As part of its ongoing commitment to engaging directly with members and addressing real-time challenges in the business environment, KNCCI President Dr. Erick Rutto, accompanied by KNCCI National Director Mr. Ken Onditi, today conducted a courtesy visit to Nestel Kenya, a regional manufacturing firm located in Nairobi’s Industrial Area. They were warmly received by Managing Director Kretesh Rajkoomar, as part of the Chamber’s structured member outreach initiative.
These visits are instrumental in deepening the Chamber’s understanding of sector-specific concerns, informing policy advocacy, and strengthening member value. During the visit, the team toured the company’s facility and observed ongoing modernization and expansion efforts—part of a wider shift toward increased manufacturing capacity within the African continent. Notably, Nestel Kenya plans to scale up production of its key brands across countries such as Kenya, Uganda, Zimbabwe, South Africa, and Egypt moving away from imports from Brazil, Malasyia and Portugal.
In a candid discussion, several pressing issues affecting both Nestel Kenya and the broader manufacturing sector were raised. These included:
- An unpredictable tax environment, with significant policy shifts occurring every four years, creating uncertainty for investors.
- Limited ability to fully benefit from key trade agreements such as the AfCFTA, EU-EPA, UK-FTA, and AGOA—largely due to double taxation challenges and policy misalignment.
- High production costs, particularly from electricity, labor, and insufficient infrastructure.
- The burden of multiple business permits and licenses, which complicates operations and increases compliance costs.
- Numerous government-imposed levies on imported raw materials and finished goods.
- A lack of adequate linkages, training, and capacity-building initiatives for industry players.
In response, the Chamber leadership reaffirmed its role as a strong voice for the private sector. Dr. Rutto committed to:
- Advocating for adherence to the National Tax Policy, especially the need for stability and predictability in the tax regime.
- Promoting tax-free exports and enhanced trade facilitation for exporters.
- Leading negotiations on new trade agreements, such as the proposed Kenya–Switzerland Free Trade Area, to expand market access for local manufacturers.
- Pushing for policy reforms aimed at streamlining and consolidating business permits and licenses to reduce the cost of doing business.

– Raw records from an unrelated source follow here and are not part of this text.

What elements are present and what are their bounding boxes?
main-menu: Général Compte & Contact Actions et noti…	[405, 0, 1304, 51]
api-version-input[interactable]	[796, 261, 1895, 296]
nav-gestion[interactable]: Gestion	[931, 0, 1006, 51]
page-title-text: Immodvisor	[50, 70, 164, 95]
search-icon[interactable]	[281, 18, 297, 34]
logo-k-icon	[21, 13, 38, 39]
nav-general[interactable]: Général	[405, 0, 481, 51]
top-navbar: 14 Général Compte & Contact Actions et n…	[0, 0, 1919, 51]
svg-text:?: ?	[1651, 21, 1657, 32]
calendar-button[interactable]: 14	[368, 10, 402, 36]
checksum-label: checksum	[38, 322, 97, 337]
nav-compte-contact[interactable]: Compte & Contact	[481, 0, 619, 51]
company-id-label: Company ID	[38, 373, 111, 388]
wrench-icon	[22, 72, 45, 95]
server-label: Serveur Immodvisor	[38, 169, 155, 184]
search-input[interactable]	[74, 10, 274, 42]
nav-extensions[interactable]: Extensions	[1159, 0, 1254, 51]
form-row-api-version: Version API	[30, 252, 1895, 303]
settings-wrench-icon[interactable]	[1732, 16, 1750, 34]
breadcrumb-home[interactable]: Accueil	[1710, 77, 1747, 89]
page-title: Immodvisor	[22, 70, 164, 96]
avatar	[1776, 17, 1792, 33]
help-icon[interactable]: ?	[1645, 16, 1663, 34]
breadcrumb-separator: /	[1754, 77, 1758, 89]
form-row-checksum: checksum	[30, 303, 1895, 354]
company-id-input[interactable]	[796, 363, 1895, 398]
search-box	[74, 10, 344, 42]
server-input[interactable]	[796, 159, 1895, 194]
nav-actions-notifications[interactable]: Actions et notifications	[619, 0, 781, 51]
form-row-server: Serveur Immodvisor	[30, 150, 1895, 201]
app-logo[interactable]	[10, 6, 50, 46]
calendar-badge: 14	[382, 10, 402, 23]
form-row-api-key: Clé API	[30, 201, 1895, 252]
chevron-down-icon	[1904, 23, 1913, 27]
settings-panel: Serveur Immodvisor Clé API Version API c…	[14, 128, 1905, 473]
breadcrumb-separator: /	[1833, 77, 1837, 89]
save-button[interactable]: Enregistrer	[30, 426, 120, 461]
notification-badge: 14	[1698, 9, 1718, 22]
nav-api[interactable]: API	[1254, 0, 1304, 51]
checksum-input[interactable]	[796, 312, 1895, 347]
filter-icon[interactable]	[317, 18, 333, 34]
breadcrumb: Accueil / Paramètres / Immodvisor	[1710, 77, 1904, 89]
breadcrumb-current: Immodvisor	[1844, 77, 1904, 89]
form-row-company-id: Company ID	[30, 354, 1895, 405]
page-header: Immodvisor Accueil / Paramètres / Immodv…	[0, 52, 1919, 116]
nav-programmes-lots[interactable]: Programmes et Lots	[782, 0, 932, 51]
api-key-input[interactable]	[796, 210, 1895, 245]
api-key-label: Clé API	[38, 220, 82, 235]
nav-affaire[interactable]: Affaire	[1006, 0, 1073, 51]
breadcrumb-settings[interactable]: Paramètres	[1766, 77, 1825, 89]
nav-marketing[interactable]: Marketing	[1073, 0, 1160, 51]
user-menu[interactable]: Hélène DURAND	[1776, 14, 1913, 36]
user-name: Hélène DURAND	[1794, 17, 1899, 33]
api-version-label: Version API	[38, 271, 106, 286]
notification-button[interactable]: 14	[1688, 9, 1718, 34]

- Lobbying for the review of excessive levies imposed by multiple government agencies, particularly ahead of the upcoming Devolution Conference, where these matters will be at the forefront of policy discussions.
Chamber member visits like this are crucial for ensuring that KNCCI remains aligned with the evolving needs of its members, while also shaping a more conducive business environment for sustainable industrial growth across Kenya and beyond.